Stadteinwärts: Die Zahl der Varianten ist hier überschaubarer. Es gibt nämlich de facto nur eine einzige: Den Autos wird eine von zwei Fahrbahnen genommen – im Verwaltungsdeutsch heißt das: Sie wird „eingezogen“ – und für die Radfahrer wird eine eigene Spur bereitgestellt. Etwas anderes ist von der Breite her dort gar nicht machbar.

Rahmenbedingungen: Zu bedenken sind laut Verwaltung bei alledem auch noch andere Dinge. So zum Beispiel die Verkehrslenkung am Knotenpunkt Kaiserplatz. So muss es stadtauswärts zumindest für eine gewisse Strecke weiter zwei Autospuren geben – wegen der zweispurigen Linksabbiegersituation aus der Heinrichsallee in den Adalbertsteinweg, die aufgrund der Verkehrsmenge nötig ist und bleibt. Auch werden verschiedene Varianten in Bezug auf die Linksabbieger in die Wilhelmstraße aufgeführt.

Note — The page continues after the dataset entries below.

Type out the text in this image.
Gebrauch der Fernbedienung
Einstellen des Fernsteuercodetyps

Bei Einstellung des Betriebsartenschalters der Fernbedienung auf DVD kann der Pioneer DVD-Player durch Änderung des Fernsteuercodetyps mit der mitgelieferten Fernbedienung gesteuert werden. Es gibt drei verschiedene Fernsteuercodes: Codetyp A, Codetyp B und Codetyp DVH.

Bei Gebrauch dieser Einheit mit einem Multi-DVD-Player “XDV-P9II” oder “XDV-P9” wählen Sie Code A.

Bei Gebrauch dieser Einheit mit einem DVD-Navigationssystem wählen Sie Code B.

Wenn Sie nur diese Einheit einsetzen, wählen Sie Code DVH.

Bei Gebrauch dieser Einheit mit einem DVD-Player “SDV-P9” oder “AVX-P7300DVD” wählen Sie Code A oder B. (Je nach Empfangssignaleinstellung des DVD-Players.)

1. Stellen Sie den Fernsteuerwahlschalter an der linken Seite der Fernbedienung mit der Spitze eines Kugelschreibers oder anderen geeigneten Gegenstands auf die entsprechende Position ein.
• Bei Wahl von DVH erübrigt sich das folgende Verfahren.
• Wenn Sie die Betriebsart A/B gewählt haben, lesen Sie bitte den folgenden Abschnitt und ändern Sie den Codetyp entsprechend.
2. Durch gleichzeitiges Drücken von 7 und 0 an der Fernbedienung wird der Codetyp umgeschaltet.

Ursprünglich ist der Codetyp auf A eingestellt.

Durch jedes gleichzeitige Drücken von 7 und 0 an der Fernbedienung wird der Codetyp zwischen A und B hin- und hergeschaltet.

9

Unter dem Strich offenkundig eine komplexe Materie.

Folgen: Insbesondere stadteinwärts sieht natürlich auch die Verwaltung, was mit nur noch einer Autofahrbahn – speziell dann, wenn die Regelung bis Ottostraße gilt – droht: Stau, und zwar massiv. Zum Beispiel in der verkehrsreichsten Zeit dort zwischen 7.30 und 8.30 Uhr. 2016 wurden bei einer Zählung dort fast 1300 Fahrzeuge in einer Stunde gezählt. Mit generell nur einer Spur wäre zur Bewältigung dieser Zahl ein „Ampelumlauf“ am Kaiserplatz von 61 Sekunden nötig.

Weil aber gerade die Unfallkommission dort getrennte Schaltungen für Busse und Autos beschlossen hat, blieben maximal 47 Sekunden. Dies hätte, so wörtlich, „einen sehr langen Rückstau zur Folge“. Etwas weniger stauträchtig wäre eine Variante, bei der der eigene Radweg nur bis Rudolfstraße geht. Dann aber entsteht für die Radfahrer erneut eine unsichere Situation. Zudem: Wenn es auf dem Adalbersteinweg zu langen Staus kommt, orientiere sich der Verkehr erfahrungsgemäß in Richtung von Alternativrouten wie der Jülicher Straße oder der Oppenhoffallee, was auch dort zu (noch längeren) Staus führen könnte.

Weiteres Vorgehen: Die Verwaltung schlägt vor, nach den Bauarbeiten, die in wenigen Tagen enden sollen, zunächst stadteinwärts die Fahrbahnen „normal“ zu markieren. Also so wie bisher. Im Januar solle dann ein Feldversuch starten, bei dem man den Autos eine Spur wegnimmt und sie Radfahrern zur Verfügung stellt. Der Versuch könne auch in zwei Zeitabschnitte – einmal bis zur Ottostraße und dann nur bis zur Rudolfstraße – unterteilt werden. So könne man die Auswirkungen auf den Verkehr – auch auf den Alternativrouten – beobachten und analysieren. Zum Beispiel ab April könne dann je nach Ergebnis die endgültige Markierung vorgenommen werden – je nachdem, wie die Politik letztlich in dieser äußerst kniffligen Frage entscheidet.